Weißt du, es ist oft besser Wörter nicht zu verwenden, solange wir uns nicht darüber unterhalten haben was sie im Grunde, oder anders gesagt in ihrer Essenz, bedeuten. Es wäre aus unserer Sicht nicht richtig gewesen schon früher dieses Wort zu verwenden. Doch nun, so hoffe ich, ist es verständlich was wir darunter verstehen. Und damit wissen wir alle worüber wir uns unterhalten, wenn wir von Liebe reden.“

„Dies ist generell ein sehr guter Ansatz,“, setzte Eiolo fort, „der in der Kommunikation viel breitere Aufmerksamkeit verdient, als dies meist der Fall ist. Die meisten Mißverständnisse rühren daher, dass in der Kommunikation zwar die gleichen Wörter verwendet werden, jedoch jeder diese Wörter für sich anders interpretiert. Es ist also immer wieder unerläßlich sich darüber zu informieren was der Kommunikationspartner darunter versteht von dem er gerade sprach. So kann unterschiedlichen Interpretationen vorgebeugt werden. Ich brauche jetzt wohl nicht ausführen, was aus solchen Mißverständnissen entstehen kann.
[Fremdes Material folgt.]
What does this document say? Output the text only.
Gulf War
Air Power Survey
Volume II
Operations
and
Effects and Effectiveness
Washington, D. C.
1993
Jeder von euch hat dazu sicherlich seine eigenen Erfahrungen immer wieder gemacht. In jener Kommunikationsform, die euch als Telepathie bekannt ist, ist dieser Abgleich der Interpretation nicht notwendig. In dieser Form wird die Information darüber automatisch mitgegeben. Es gibt jedoch auch in der sprachlichen Kommunikation eine Möglichkeit zu erkennen, was der Gesprächspartner mit einem bestimmten Wort oder einem bestimmten Satz meint, ohne vorher ein Gespräch über dessen Bedeutung zu führen. Dabei ist es sehr wichtig auf das eigene Gefühl zu ‚hören‘. Wenn ihr dabei ein gutes – ihr nennt es auch stimmiges – Gefühl habt, dann sagt dies aus, dass eure Interpretationen identisch oder zumindest fast identisch sind. Ein ungutes Gefühl wiederum zeigt euch an, dass hier doch erhebliche Unterschiede bestehen. An dieser Stelle bitte ich euch, dass ihr, wenn sich ein solches Gefühl euch zeigt, euren Gesprächspartner nach seiner Interpretation befragt. Dadurch erreicht ihr eine wesentlich harmonischere Kommunikation, als dies häufig bei euch der Fall ist. Ich möchte aber auch darauf hinweisen, dass es keineswegs bedeutet, dass ihr in der Bedeutung von Worten immer der gleichen Meinung sein müßt. Unterschiedliche Interpretationen bedeuten auch, dass es mehrere Aspekte in der Bedeutung eines Wortes oder Satzes gibt. Jeder dieser Aspekte hat seine Richtigkeit und Gültigkeit. Die Berücksichtigung, dass jeder Aspekt in Ordnung ist, macht oft erst die Gesamtbedeutung eines Wortes oder Satzes aus.“

Inarda sprach nun weiter.
„Ergänzend möchte ich auch noch auf die Selbst-Verantwortung eingehen. Für viele, gerade der irdischen Menschrasse angehörigen, ist dies oft ein sehr heikles Thema. Selbst für alles verantwortlich zu sein, das man tut, das man denkt, und so weiter, erfordert doch ein recht hohes Maß an der vorhin angesprochenen Selbst-Liebe und auch des Selbst-Vertrauens. Unter anderem durch Gesetze und durch eure religiös geprägten Glaubenssätze ist es euch zur Selbstverständlichkeit geworden, dass ihr die Verantwortlichkeiten immer – oder zumindest fast immer – im Außen sucht. Ich verstehe durchaus, dass von den Eltern, die euch von Anfang an beschützen wollen, immer wieder gesagt wurde worauf ihr aufpassen sollt, was ihr dürft und was ihr nicht dürft. Dies gehörte zu eurem Lernen dazu. Dabei mag allerdings immer wieder der Eindruck entstanden sein, dass eure Eltern alles besser wissen und ihr euch nur daran zu halten habt, was sie sagen. Ihr habt somit die Verantwortung an eure Eltern abgegeben. Dies geht dann weiter in euren Schulen. Wie man allerdings in der Form unterrichten kann, wie das auf der Erde gemacht wird, das ist uns ehrlich gesagt ein Rätsel. Euer ganzes Leben besteht im Grunde aus Geboten und aus Verboten. Die einen sind religiös, die anderen weltlich geprägt. Da ist es durchaus verständlich, dass ihr daraus – wie soll ich sagen – den Schluß ziehen müßt, dass alles in geregelten Bahnen abläuft, sofern ihr euch nur daran haltet – ohne darüber wirklich nachzudenken.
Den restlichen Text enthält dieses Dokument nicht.